Nowej żonie zarzucano, że zawsze „polowała” na Helmuta Kohla, a potem z premedytacją izolowała go, kontrolowała całe jego życie i doprowadziła do tego, że zerwał on wszystkie dawne kontakty: z synami, przyjaciółmi i zaufanymi ludźmi, jakim był dla niego m.in. dawny szofer Eckhard „Ecki” Seeber. Także Seeber chciał na wiadomość o śmierci pryncypała złożyć kondolencje w Oggersheim, lecz odprawiono go z kwitkiem, twierdząc, że firma pogrzebowa akurat jest przy zwłokach.
„Teraz jest, jak jest”
Synowie wielkiego polityka, Walter i Peter, w ostatnich latach nie mieli w ogóle dostępu do ojca.

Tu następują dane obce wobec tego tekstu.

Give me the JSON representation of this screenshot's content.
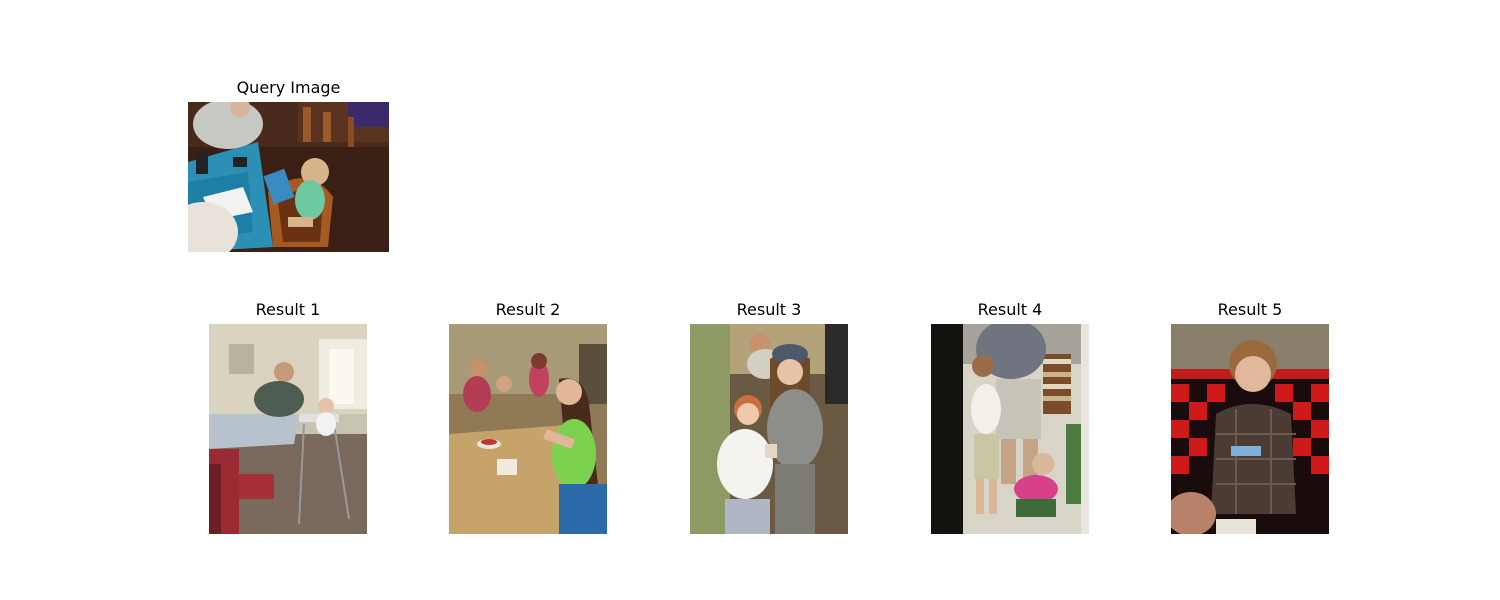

O tym, że pobiera się z Maike, dowiedzieli się z telegramu, a szczegóły przeczytali w „Bildzie”. Jak Walter opowiadał w telewizyjnym programie Markusa Lanza, nowa żona ojca groziła, że wezwie policję, kiedy synowie będą zbliżać się do domu Kohlów. Powiedziała ponoć: „W nowej rodzinie nie ma miejsca dla dawnej”.
Stojąc przed rodzinnym domem w dniu zgonu ojca Walter zaznaczył, że w takiej chwili nie chce mówić o przeszłości. – Chcę tylko wyrazić swój smutek z powodu śmierci ojca i z powodu tego, że wszystko tak się poukładało. Szkoda, kiedy człowiek nie jest w stanie uporządkować wszystkich spraw za życia. Próbowałem zrobić to na wiele sposobów, ale bezskutecznie. Teraz jest, jak jest - powiedział.